Mark Reynolds: As White House rolls back climate rules, Congress must step in

Earth Day arrives this year with serious questions about America’s commitment to preserve a clean environment and limit the risks posed by climate change. That’s because on March 28, President Trump signed an executive order to start the process of dismantling several initiatives under the Obama administration to reduce pollution that drives climate change, pollution that also affects the air we breathe and the water we drink.

These initiatives became necessary when Congress failed in 2010 to enact legislation to price carbon. When control of the House of Representatives shifted to Republicans in 2011, efforts to legislate climate solutions came to a screeching halt. Faced with numerous impacts from climate change — rising seas, warmer temperatures, more severe weather, wildfires, health risks — Obama took several steps to reduce U.S. greenhouse gas emissions under the Climate Action Plan.

The most important of these steps was the Clean Power Plan (CPP), which aims to reduce carbon dioxide emissions from U.S. power plants 32 percent by 2030. The CPP became an essential element in the U.S. commitment to the Paris climate accord, whereby America pledged to reduce greenhouse gas emissions 26 percent to 28 percent by 2025.

Without the CPP, the U.S. is unlikely to meet its Paris commitment, a tremendous setback in global efforts to keep temperatures from warming more than 2 degrees Celsius above preindustrial levels. Crossing the 2-Celsius threshold, scientists warn, will lead to catastrophic consequences that the world is ill prepared to handle — food shortages, coastal flooding epidemics, mass migrations, destabilized nations.

With the executive branch now shirking any responsibility to deal with climate change, Congress must step into the breach. America can meet its obligation — and then some — with a market based solution that appeals to policy makers across the political spectrum: a steadily rising fee on carbon with revenue returned to households.

Known as Carbon Fee and Dividend, the policy would assess a fee on the carbon dioxide content of fossil fuels — coal, oil and gas — at or near the first point sale. The fee would start at $15 per ton of CO2 and increase $10 per ton each year, sending a powerful signal to the marketplace that moves investments and behavior toward clean energy and efficiency.

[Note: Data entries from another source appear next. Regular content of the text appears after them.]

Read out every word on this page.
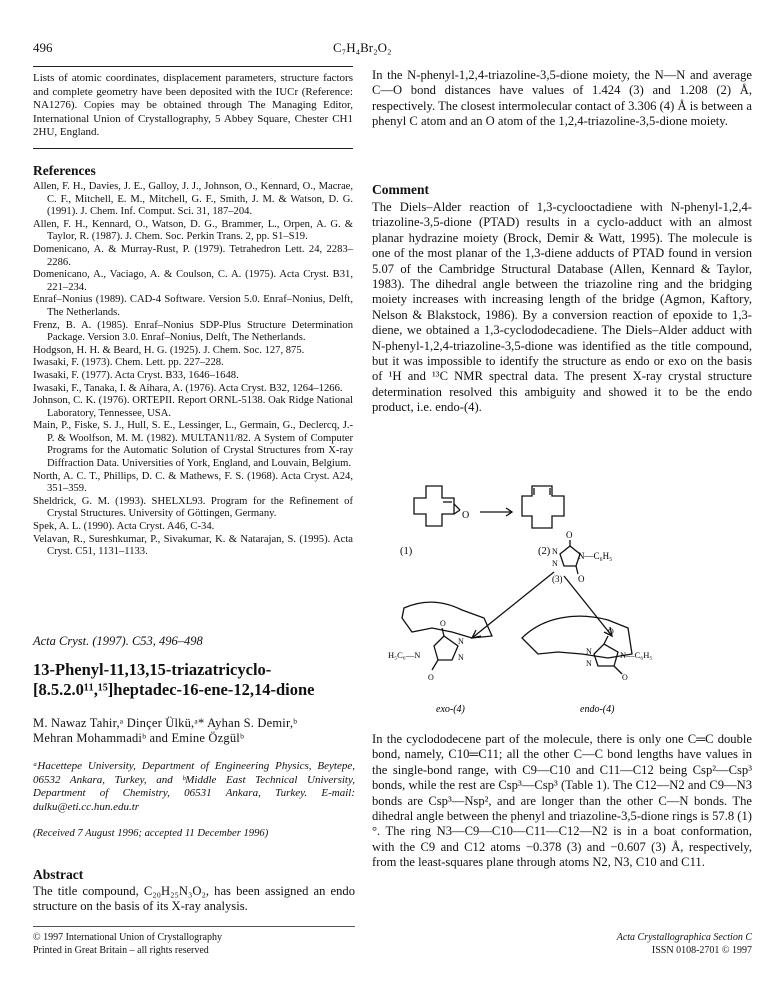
496	C₇H₄Br₂O₂
Lists of atomic coordinates, displacement parameters, structure factors and complete geometry have been deposited with the IUCr (Reference: NA1276). Copies may be obtained through The Managing Editor, International Union of Crystallography, 5 Abbey Square, Chester CH1 2HU, England.
References

Allen, F. H., Davies, J. E., Galloy, J. J., Johnson, O., Kennard, O., Macrae, C. F., Mitchell, E. M., Mitchell, G. F., Smith, J. M. & Watson, D. G. (1991). J. Chem. Inf. Comput. Sci. 31, 187–204.

Allen, F. H., Kennard, O., Watson, D. G., Brammer, L., Orpen, A. G. & Taylor, R. (1987). J. Chem. Soc. Perkin Trans. 2, pp. S1–S19.

Domenicano, A. & Murray-Rust, P. (1979). Tetrahedron Lett. 24, 2283–2286.

Domenicano, A., Vaciago, A. & Coulson, C. A. (1975). Acta Cryst. B31, 221–234.

Enraf–Nonius (1989). CAD-4 Software. Version 5.0. Enraf–Nonius, Delft, The Netherlands.

Frenz, B. A. (1985). Enraf–Nonius SDP-Plus Structure Determination Package. Version 3.0. Enraf–Nonius, Delft, The Netherlands.

Hodgson, H. H. & Beard, H. G. (1925). J. Chem. Soc. 127, 875.

Iwasaki, F. (1973). Chem. Lett. pp. 227–228.

Iwasaki, F. (1977). Acta Cryst. B33, 1646–1648.

Iwasaki, F., Tanaka, I. & Aihara, A. (1976). Acta Cryst. B32, 1264–1266.

Johnson, C. K. (1976). ORTEPII. Report ORNL-5138. Oak Ridge National Laboratory, Tennessee, USA.

Main, P., Fiske, S. J., Hull, S. E., Lessinger, L., Germain, G., Declercq, J.-P. & Woolfson, M. M. (1982). MULTAN11/82. A System of Computer Programs for the Automatic Solution of Crystal Structures from X-ray Diffraction Data. Universities of York, England, and Louvain, Belgium.

North, A. C. T., Phillips, D. C. & Mathews, F. S. (1968). Acta Cryst. A24, 351–359.

Sheldrick, G. M. (1993). SHELXL93. Program for the Refinement of Crystal Structures. University of Göttingen, Germany.

Spek, A. L. (1990). Acta Cryst. A46, C-34.

Velavan, R., Sureshkumar, P., Sivakumar, K. & Natarajan, S. (1995). Acta Cryst. C51, 1131–1133.

Acta Cryst. (1997). C53, 496–498
13-Phenyl-11,13,15-triazatricyclo-
[8.5.2.0¹¹,¹⁵]heptadec-16-ene-12,14-dione
M. Nawaz Tahir,ᵃ Dinçer Ülkü,ᵃ* Ayhan S. Demir,ᵇ
Mehran Mohammadiᵇ and Emine Özgülᵇ
ᵃHacettepe University, Department of Engineering Physics, Beytepe, 06532 Ankara, Turkey, and ᵇMiddle East Technical University, Department of Chemistry, 06531 Ankara, Turkey. E-mail: dulku@eti.cc.hun.edu.tr
(Received 7 August 1996; accepted 11 December 1996)
Abstract
The title compound, C₂₀H₂₅N₃O₂, has been assigned an endo structure on the basis of its X-ray analysis.
© 1997 International Union of Crystallography
Printed in Great Britain – all rights reserved
In the N-phenyl-1,2,4-triazoline-3,5-dione moiety, the N—N and average C—O bond distances have values of 1.424 (3) and 1.208 (2) Å, respectively. The closest intermolecular contact of 3.306 (4) Å is between a phenyl C atom and an O atom of the 1,2,4-triazoline-3,5-dione moiety.
Comment
The Diels–Alder reaction of 1,3-cyclooctadiene with N-phenyl-1,2,4-triazoline-3,5-dione (PTAD) results in a cyclo-adduct with an almost planar hydrazine moiety (Brock, Demir & Watt, 1995). The molecule is one of the most planar of the 1,3-diene adducts of PTAD found in version 5.07 of the Cambridge Structural Database (Allen, Kennard & Taylor, 1983). The dihedral angle between the triazoline ring and the bridging moiety increases with increasing length of the bridge (Agmon, Kaftory, Nelson & Blakstock, 1986). By a conversion reaction of epoxide to 1,3-diene, we obtained a 1,3-cyclododecadiene. The Diels–Alder adduct with N-phenyl-1,2,4-triazoline-3,5-dione was identified as the title compound, but it was impossible to identify the structure as endo or exo on the basis of ¹H and ¹³C NMR spectral data. The present X-ray crystal structure determination resolved this ambiguity and showed it to be the endo product, i.e. endo-(4).
O
(1)	(2)
O
N
N
N—C₆H₅
(3) O
O
N
N
H₅C₆—N
O
O
N
N
N—C₆H₅
O
exo-(4)	endo-(4)
In the cyclododecene part of the molecule, there is only one C═C double bond, namely, C10═C11; all the other C—C bond lengths have values in the single-bond range, with C9—C10 and C11—C12 being Csp²—Csp³ bonds, while the rest are Csp³—Csp³ (Table 1). The C12—N2 and C9—N3 bonds are Csp³—Nsp², and are longer than the other C—N bonds. The dihedral angle between the phenyl and triazoline-3,5-dione rings is 57.8 (1)°. The ring N3—C9—C10—C11—C12—N2 is in a boat conformation, with the C9 and C12 atoms −0.378 (3) and −0.607 (3) Å, respectively, from the least-squares plane through atoms N2, N3, C10 and C11.
Acta Crystallographica Section C
ISSN 0108-2701 © 1997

At the same time, revenue from the fee would be returned equally to all households, shielding families from the economic impact of the carbon fee, with many households actually coming out ahead.

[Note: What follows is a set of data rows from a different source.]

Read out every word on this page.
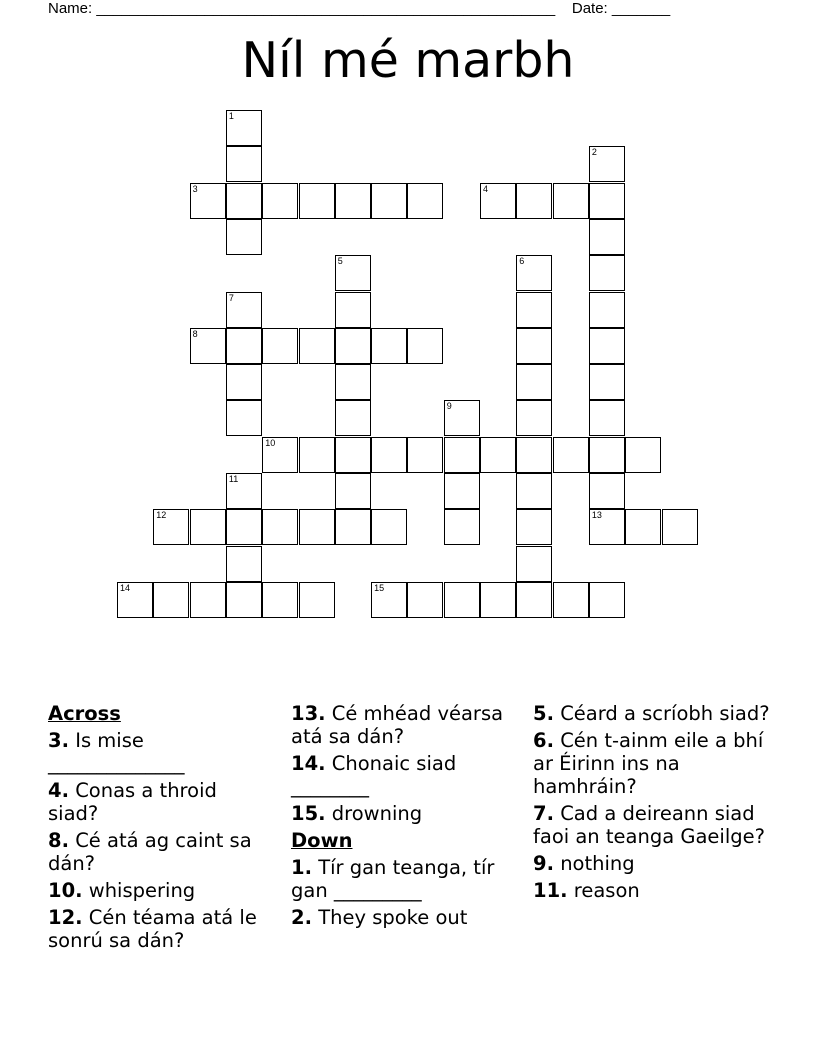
Name: _______________________________________________________ Date: _______
Níl mé marbh
1
2
3	4
5	6
7
8
9
10
11
12	13
14	15
Across
3. Is mise ______________
4. Conas a throid siad?
8. Cé atá ag caint sa dán?
10. whispering
12. Cén téama atá le sonrú sa dán?
13. Cé mhéad véarsa atá sa dán?
14. Chonaic siad ________
15. drowning
Down
1. Tír gan teanga, tír gan _________
2. They spoke out
5. Céard a scríobh siad?
6. Cén t-ainm eile a bhí ar Éirinn ins na hamhráin?
7. Cad a deireann siad faoi an teanga Gaeilge?
9. nothing
11. reason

A study released in 2014 by Regional Economic Models, Inc., examined this proposal to determine its environmental and economic impact over a 20-year period. The REMI study found that after 20 years, the policy would cut CO2 emissions by half. In a finding that shatters the myth that carbon pricing would destroy the economy, the study showed that Carbon Fee and Dividend would add 2.8 million jobs.

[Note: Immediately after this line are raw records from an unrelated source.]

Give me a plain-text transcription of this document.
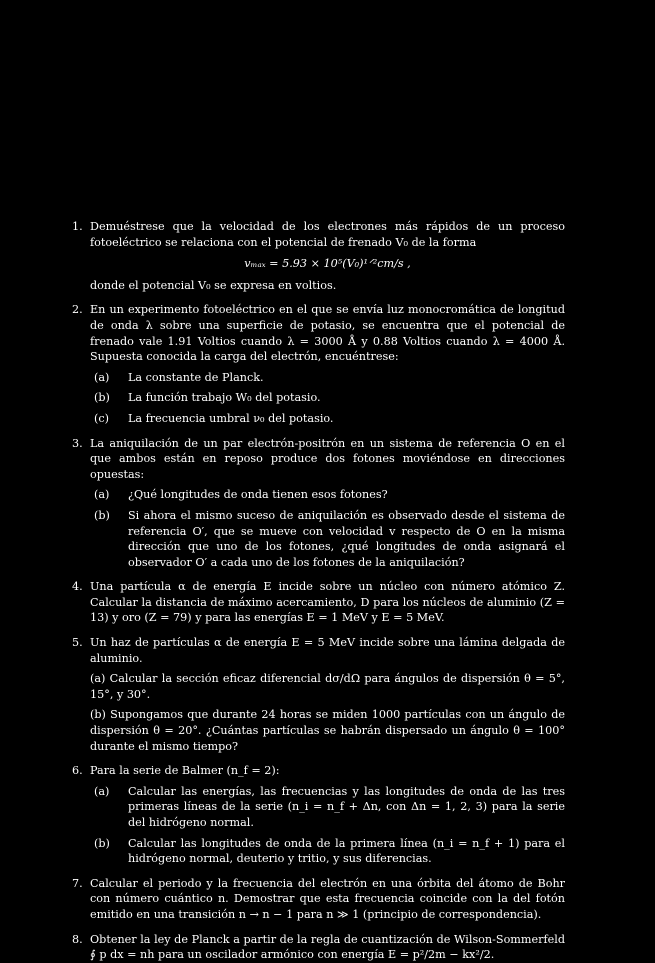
1. Demuéstrese que la velocidad de los electrones más rápidos de un proceso fotoeléctrico se relaciona con el potencial de frenado V₀ de la forma
vₘₐₓ = 5.93 × 10⁵(V₀)¹ᐟ²cm/s ,
donde el potencial V₀ se expresa en voltios.
2. En un experimento fotoeléctrico en el que se envía luz monocromática de longitud de onda λ sobre una superficie de potasio, se encuentra que el potencial de frenado vale 1.91 Voltios cuando λ = 3000 Å y 0.88 Voltios cuando λ = 4000 Å. Supuesta conocida la carga del electrón, encuéntrese:
(a) La constante de Planck.
(b) La función trabajo W₀ del potasio.
(c) La frecuencia umbral ν₀ del potasio.
3. La aniquilación de un par electrón-positrón en un sistema de referencia O en el que ambos están en reposo produce dos fotones moviéndose en direcciones opuestas:
(a) ¿Qué longitudes de onda tienen esos fotones?
(b) Si ahora el mismo suceso de aniquilación es observado desde el sistema de referencia O′, que se mueve con velocidad v respecto de O en la misma dirección que uno de los fotones, ¿qué longitudes de onda asignará el observador O′ a cada uno de los fotones de la aniquilación?
4. Una partícula α de energía E incide sobre un núcleo con número atómico Z. Calcular la distancia de máximo acercamiento, D para los núcleos de aluminio (Z = 13) y oro (Z = 79) y para las energías E = 1 MeV y E = 5 MeV.
5. Un haz de partículas α de energía E = 5 MeV incide sobre una lámina delgada de aluminio.
(a) Calcular la sección eficaz diferencial dσ/dΩ para ángulos de dispersión θ = 5°, 15°, y 30°.
(b) Supongamos que durante 24 horas se miden 1000 partículas con un ángulo de dispersión θ = 20°. ¿Cuántas partículas se habrán dispersado un ángulo θ = 100° durante el mismo tiempo?
6. Para la serie de Balmer (n_f = 2):
(a) Calcular las energías, las frecuencias y las longitudes de onda de las tres primeras líneas de la serie (n_i = n_f + Δn, con Δn = 1, 2, 3) para la serie del hidrógeno normal.
(b) Calcular las longitudes de onda de la primera línea (n_i = n_f + 1) para el hidrógeno normal, deuterio y tritio, y sus diferencias.
7. Calcular el periodo y la frecuencia del electrón en una órbita del átomo de Bohr con número cuántico n. Demostrar que esta frecuencia coincide con la del fotón emitido en una transición n → n − 1 para n ≫ 1 (principio de correspondencia).
8. Obtener la ley de Planck a partir de la regla de cuantización de Wilson-Sommerfeld ∮ p dx = nh para un oscilador armónico con energía E = p²/2m − kx²/2.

A similar plan was proposed in February by the Climate Leadership Council (CLC), a conservative group led by Republican luminaries that include former Secretaries of State and Treasury George Shultz and James Baker. While the CLC plan is slightly different — the price starts higher and increases more slowly — the basic pillars are the same: Put a fee on carbon and give the revenue back to households.

What are the chances that a Republican-controlled Congress will consider climate legislation? Much better than most people realize.

With each week, more and more Republicans are joining the bipartisan House Climate Solutions Caucus, a place free of the toxic rhetoric surrounding the climate issue, where equal numbers of Republicans and Democrats come together to listen to one another, share ideas and find common ground for effective solutions to climate change. The caucus currently has 38 members, 19 of them from the GOP side of the aisle.

This Earth Day, as we take stock of the state of our world and the steps needed to preserve a hospitable climate, Americans should be alarmed by the callous disregard the current administration has toward the threat of global warming. Fortunately, we have another branch of government that can correct Trump’s misguided policies.

By enacting a fee on carbon with revenue returned to households, Congress can avert disaster, create jobs and reassert U.S. leadership on the greatest challenge humanity has ever faced.

Mark Reynolds is executive director of Citizens’ Climate Lobby.